A Deep Generative Model for Molecule Optimization via One Fragment Modification
This work addresses the critical problem of improving drug candidate properties through chemical modification, which is significant for drug development. It offers an incremental improvement over existing state-of-the-art methods.
The authors developed Modof-pipe, a deep generative model for molecule optimization that modifies molecules by predicting single disconnection sites and adding/removing fragments. Modof-pipe achieved an 81.2% improvement in octanol-water partition coefficient (penalized by synthetic accessibility and ring size) without molecular similarity constraints, and 51.2%, 25.6%, and 9.2% improvement with similarity constraints of 0.2, 0.4, and 0.6 respectively. An enhanced version, Modof-pipem, further improved performance by at least 17.8%.
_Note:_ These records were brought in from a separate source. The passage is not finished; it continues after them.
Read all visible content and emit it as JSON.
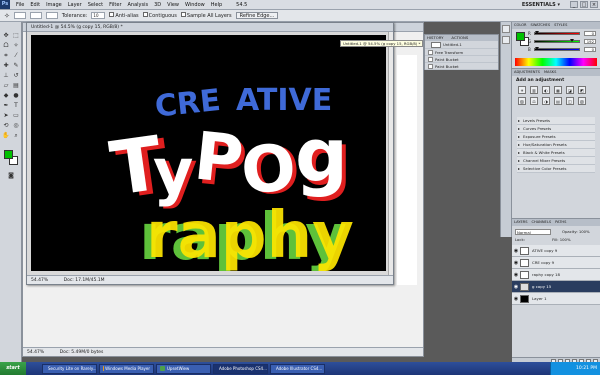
{
  "menubar": {
    "app_badge": "Ps",
    "items": [
      "File",
      "Edit",
      "Image",
      "Layer",
      "Select",
      "Filter",
      "Analysis",
      "3D",
      "View",
      "Window",
      "Help"
    ],
    "zoom": "54.5",
    "workspace": "ESSENTIALS ▾",
    "window_controls": [
      "_",
      "□",
      "×"
    ]
  },
  "options": {
    "tolerance_label": "Tolerance:",
    "tolerance_value": "10",
    "anti_alias": "Anti-alias",
    "contiguous": "Contiguous",
    "sample_all": "Sample All Layers",
    "refine_edge": "Refine Edge..."
  },
  "document_back": {
    "status": "54.47%",
    "doc_size": "Doc: 5.49M/0 bytes"
  },
  "document_front": {
    "title": "Untitled-1 @ 54.5% (g copy 15, RGB/8) *",
    "status_zoom": "54.47%",
    "doc_size": "Doc: 17.1M/45.1M"
  },
  "tooltip": "Untitled-1 @ 54.5% (g copy 15, RGB/8) *",
  "artwork": {
    "cre": "CRE",
    "ative": "ATIVE",
    "t": "T",
    "y": "y",
    "p": "P",
    "o": "O",
    "g": "g",
    "raphy": "raphy",
    "colors": {
      "blue": "#3f6ad8",
      "red": "#e01f1f",
      "white": "#ffffff",
      "green": "#5ec13a",
      "yellow": "#ffe600"
    }
  },
  "history": {
    "tabs": [
      "HISTORY",
      "ACTIONS"
    ],
    "snapshot": "Untitled-1",
    "items": [
      "Free Transform",
      "Paint Bucket",
      "Paint Bucket"
    ]
  },
  "color_panel": {
    "tabs": [
      "COLOR",
      "SWATCHES",
      "STYLES"
    ],
    "r_label": "R",
    "g_label": "G",
    "b_label": "B",
    "r_value": "0",
    "g_value": "192",
    "b_value": "0",
    "fg": "#00c000",
    "bg": "#ffffff"
  },
  "adjustments": {
    "tabs": [
      "ADJUSTMENTS",
      "MASKS"
    ],
    "title": "Add an adjustment",
    "icons": [
      "☀",
      "▥",
      "◐",
      "▦",
      "◪",
      "◩",
      "▨",
      "⚖",
      "◑",
      "▤",
      "◫",
      "▧"
    ],
    "presets": [
      "Levels Presets",
      "Curves Presets",
      "Exposure Presets",
      "Hue/Saturation Presets",
      "Black & White Presets",
      "Channel Mixer Presets",
      "Selective Color Presets"
    ]
  },
  "layers": {
    "tabs": [
      "LAYERS",
      "CHANNELS",
      "PATHS"
    ],
    "blend_mode": "Normal",
    "opacity_label": "Opacity: 100%",
    "lock_label": "Lock:",
    "fill_label": "Fill: 100%",
    "rows": [
      {
        "name": "ATIVE copy 9",
        "selected": false
      },
      {
        "name": "CRE copy 9",
        "selected": false
      },
      {
        "name": "raphy copy 18",
        "selected": false
      },
      {
        "name": "g copy 15",
        "selected": true
      },
      {
        "name": "Layer 1",
        "selected": false
      }
    ]
  },
  "taskbar": {
    "start": "start",
    "items": [
      {
        "label": "Security Lite on Rarely...",
        "color": "#c8502a"
      },
      {
        "label": "Windows Media Player",
        "color": "#e59b1a"
      },
      {
        "label": "UpsetWiew",
        "color": "#4da04a"
      },
      {
        "label": "Adobe Photoshop CS4...",
        "color": "#1b66c9"
      },
      {
        "label": "Adobe Illustrator CS4...",
        "color": "#e08a1c"
      }
    ],
    "clock": "10:21 PM"
  }
}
Molecule optimization is a critical step in drug development to improve desired properties of drug candidates through chemical modification. We developed a novel deep generative model Modof over molecular graphs for molecule optimization. Modof modifies a given molecule through the prediction of a single site of disconnection at the molecule and the removal and/or addition of fragments at that site. A pipeline of multiple, identical Modof models is implemented into Modof-pipe to modify an input molecule at multiple disconnection sites. Here we show that Modof-pipe is able to retain major molecular scaffolds, allow controls over intermediate optimization steps and better constrain molecule similarities. Modof-pipe outperforms the state-of-the-art methods on benchmark datasets: without molecular similarity constraints, Modof-pipe achieves 81.2% improvement in octanol-water partition coefficient penalized by synthetic accessibility and ring size; and 51.2%, 25.6% and 9.2% improvement if the optimized molecules are at least 0.2, 0.4 and 0.6 similar to those before optimization, respectively. Modof-pipe is further enhanced into Modof-pipem to allow modifying one molecule to multiple optimized ones. Modof-pipem achieves additional performance improvement as at least 17.8% better than Modof-pipe.